Sağlıklı beslenme ve yaşam:
Alkol dışı karaciğer yağlanmasına özel bir diyet bulunmamakla birlikte genel sağlıklı beslenme ilkelerine uymak yeterlidir. Dar kapsamlı bir çalışmada Akdeniz diyetinin, kilo verilemese dahi insülin direnci ve karaciğer yağlanma düzeylerinde iyileşmeye neden olduğu belirlenmiştir.
Karaciğer yağlanmasına karşı aşağıdaki beslenme ve yaşam şekli önerilerinden yararlanabilirsiniz.

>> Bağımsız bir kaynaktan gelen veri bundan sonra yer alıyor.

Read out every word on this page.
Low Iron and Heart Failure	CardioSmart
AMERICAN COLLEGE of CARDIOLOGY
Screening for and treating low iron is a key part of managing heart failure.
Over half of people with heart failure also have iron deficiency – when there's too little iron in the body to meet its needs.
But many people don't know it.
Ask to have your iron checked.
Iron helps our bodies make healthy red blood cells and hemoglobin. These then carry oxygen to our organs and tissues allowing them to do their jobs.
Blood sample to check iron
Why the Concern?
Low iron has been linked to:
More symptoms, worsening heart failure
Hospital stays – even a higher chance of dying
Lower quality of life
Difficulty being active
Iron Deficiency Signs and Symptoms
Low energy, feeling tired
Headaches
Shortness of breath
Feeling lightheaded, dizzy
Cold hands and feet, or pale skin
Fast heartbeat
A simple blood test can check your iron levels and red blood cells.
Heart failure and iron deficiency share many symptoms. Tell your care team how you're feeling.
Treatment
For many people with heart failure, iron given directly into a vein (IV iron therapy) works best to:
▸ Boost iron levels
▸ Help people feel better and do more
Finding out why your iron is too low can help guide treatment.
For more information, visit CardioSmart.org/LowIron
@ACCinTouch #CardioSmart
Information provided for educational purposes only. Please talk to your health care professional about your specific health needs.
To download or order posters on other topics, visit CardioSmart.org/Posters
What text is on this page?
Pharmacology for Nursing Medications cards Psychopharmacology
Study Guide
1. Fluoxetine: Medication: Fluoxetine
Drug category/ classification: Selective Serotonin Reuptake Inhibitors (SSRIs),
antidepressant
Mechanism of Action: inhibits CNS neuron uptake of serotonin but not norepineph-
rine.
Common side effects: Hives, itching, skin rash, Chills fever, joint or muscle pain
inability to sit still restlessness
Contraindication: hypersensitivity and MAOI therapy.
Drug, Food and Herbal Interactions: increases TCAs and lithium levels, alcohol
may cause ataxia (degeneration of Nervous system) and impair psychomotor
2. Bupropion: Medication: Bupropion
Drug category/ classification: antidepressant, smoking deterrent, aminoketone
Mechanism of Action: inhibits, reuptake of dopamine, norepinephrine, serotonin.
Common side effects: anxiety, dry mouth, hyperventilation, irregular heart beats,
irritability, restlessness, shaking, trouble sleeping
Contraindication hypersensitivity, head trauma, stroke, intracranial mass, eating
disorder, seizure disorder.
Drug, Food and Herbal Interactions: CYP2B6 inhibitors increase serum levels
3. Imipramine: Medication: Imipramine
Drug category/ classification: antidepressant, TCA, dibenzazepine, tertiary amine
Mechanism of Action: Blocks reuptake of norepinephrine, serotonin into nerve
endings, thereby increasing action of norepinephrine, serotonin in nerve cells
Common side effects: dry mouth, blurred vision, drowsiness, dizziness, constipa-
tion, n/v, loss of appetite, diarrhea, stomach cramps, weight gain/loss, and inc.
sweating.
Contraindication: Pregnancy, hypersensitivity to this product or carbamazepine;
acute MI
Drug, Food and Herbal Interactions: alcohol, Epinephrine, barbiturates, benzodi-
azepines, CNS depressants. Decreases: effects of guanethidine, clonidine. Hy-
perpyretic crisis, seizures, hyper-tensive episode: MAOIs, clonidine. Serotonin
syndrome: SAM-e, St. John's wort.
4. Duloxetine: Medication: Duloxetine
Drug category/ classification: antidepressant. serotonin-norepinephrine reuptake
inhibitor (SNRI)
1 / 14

- Doktorunuzun önerisi dışında ilaç kullanmayın (bazıları tek başına ya da birlikte alındığında karaciğerinize hasar verebilir).
- Alkol tüketiminize dikkat edin. Eğer içecekseniz, tüketiminizi günde bir ya da en fazla iki kadeh ile sınırlayın.
- Alkol ile ilaçları birlikte kullanmamaya özen gösterin.
- Yağlı besinleri sınırlandırın.
- Dengeli beslenin. Her besin grubundan (süt, et, tahıl ve sebze-meyve) tüketirseniz ihtiyacınız olan besin öğelerini almış olursunuz. Öğün düzeninizi bozmadan her gün 3 ana öğün ve gerekiyorsa 1 ara öğün şeklinde beslenin.
- Kızartmalardan uzak durun. Kolesterol içeren besinleri kontrollü tüketin.
- Tuz tüketiminizi azaltın. Tuz yerine baharatlar gibi diğer lezzet vericilerle yemeğinizi tatlandırın.
- Lif alımınızı taze sebze ve meyve, tam tahıllı ürünler, esmer pirinç, kepekli makarna gibi besinleri tüketerek arttırın. Posa bakımından zengin bir diyet sağlıklı beslenmenin önemli bir parçasıdır.
- Tatlılar besinler ve şekerli içecekler gibi kalori ve yağ içeriği yüksek besinler yerine meyveleri tercih edin.
- İdeal kilonuzda kalmaya çalışın.
- Düzenli egzersiz yapın. Haftanın iki-üç günü sevdiğiniz egzersizleri yapmak sizi daha sağlıklı kılacaktır.